How will large index INCLUDE fields affect system performance?

Ever is a big word, but, in general, no, I wouldn't put a varchar(2000) field into an INCLUDE.

And yeah, the way that data is stored at the page level can seriously impact performance of the index, depending on how the index is used.

The thing is, the more rows of data you can cram into a page, the fewer pages have to get accessed, the faster your system is, for the most part. Adding a really large column means less information stored on a page, so, in the event of range seeks or scans, more pages have to be read to retreive the data, seriously slowing stuff down.

To know for sure if this is an issue on your query, or on your system, you'd have to monitor the reads, especially the number of pages that the query uses.

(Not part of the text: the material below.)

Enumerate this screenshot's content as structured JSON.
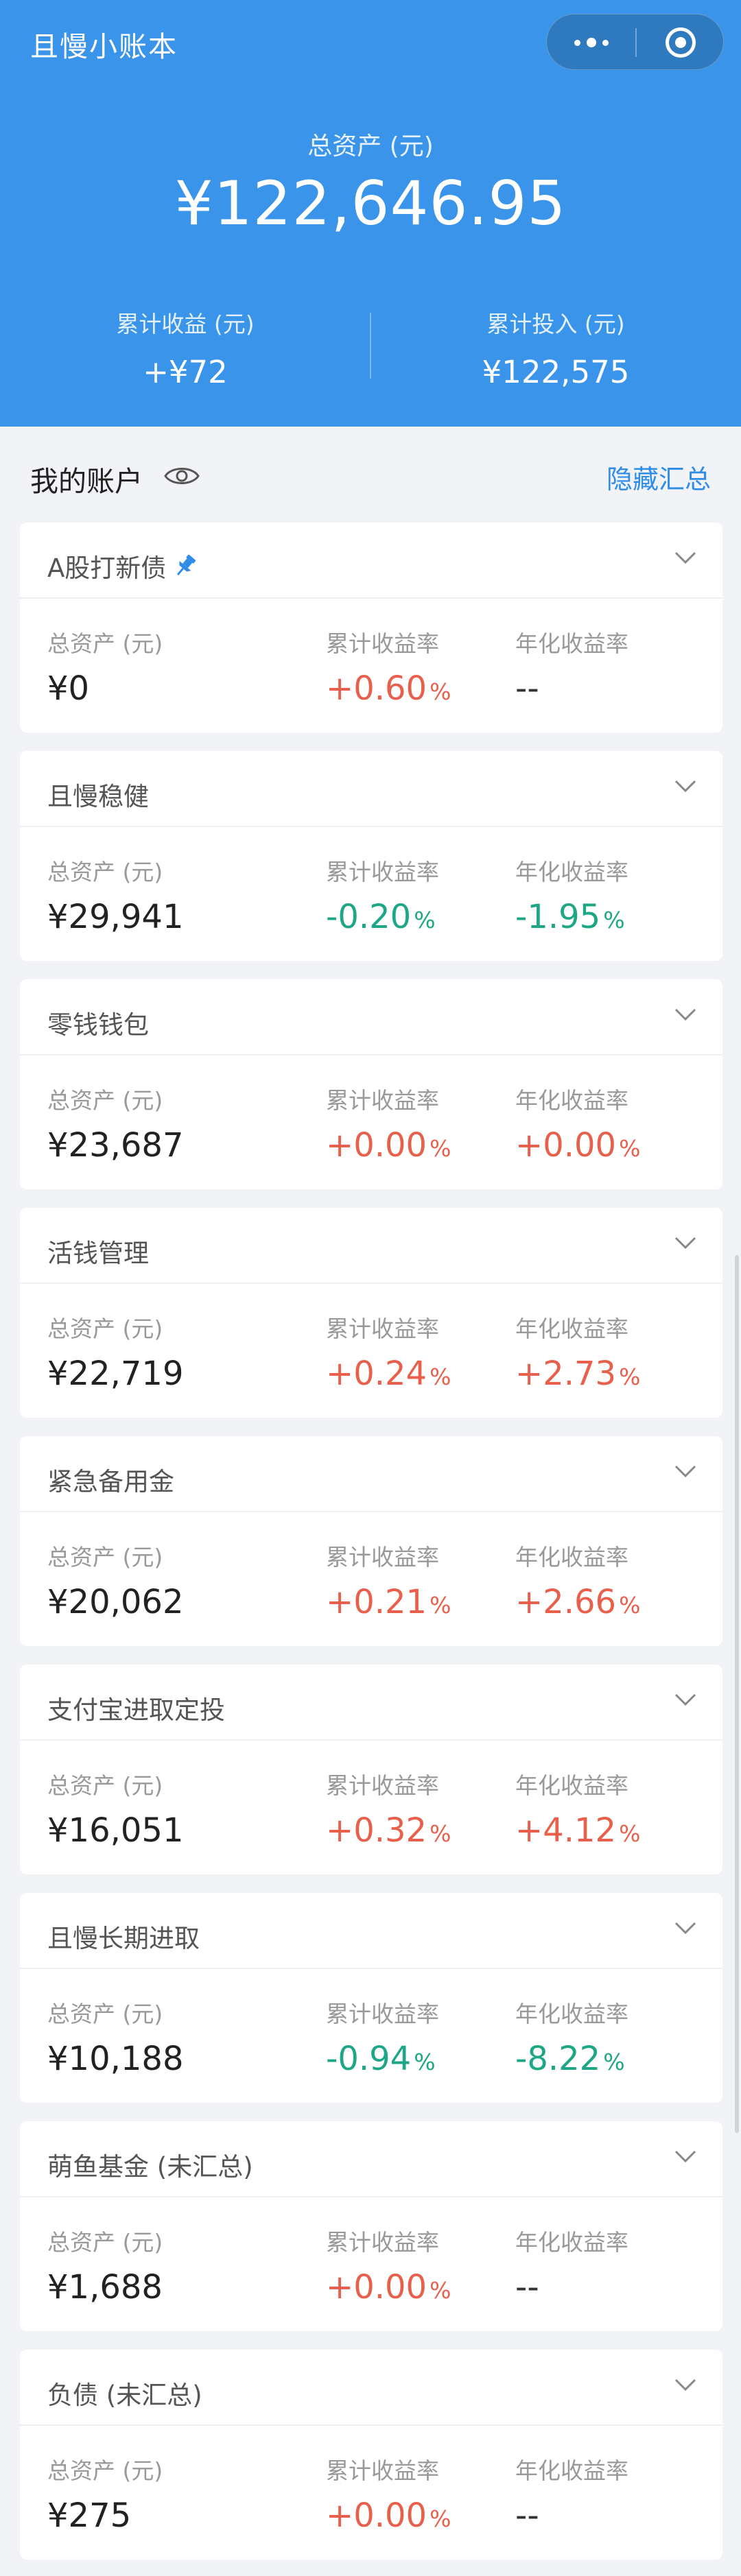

Can you review the current clustered index key, and perhaps make col2 the clustered index key instead? This way you get the covering 'include' behavior (since clustered indices are always 'including' everything) w/o duplicating the data. This, of course, is subject to many if and but, nonetheless perhaps is worth considering. Of course if the current clustered index is enforcing a constraint (primary key, unique) said constraint would have to be moved into a non-clustered index.


It is hard to answer. It will all depend on your read:write ratio. Have you tested a workload or simulated an entire business cycle on a test system, with and without the included column? The lookup without it may cost a lot, but if you're updating the data more often than you're reading it, that might be ok.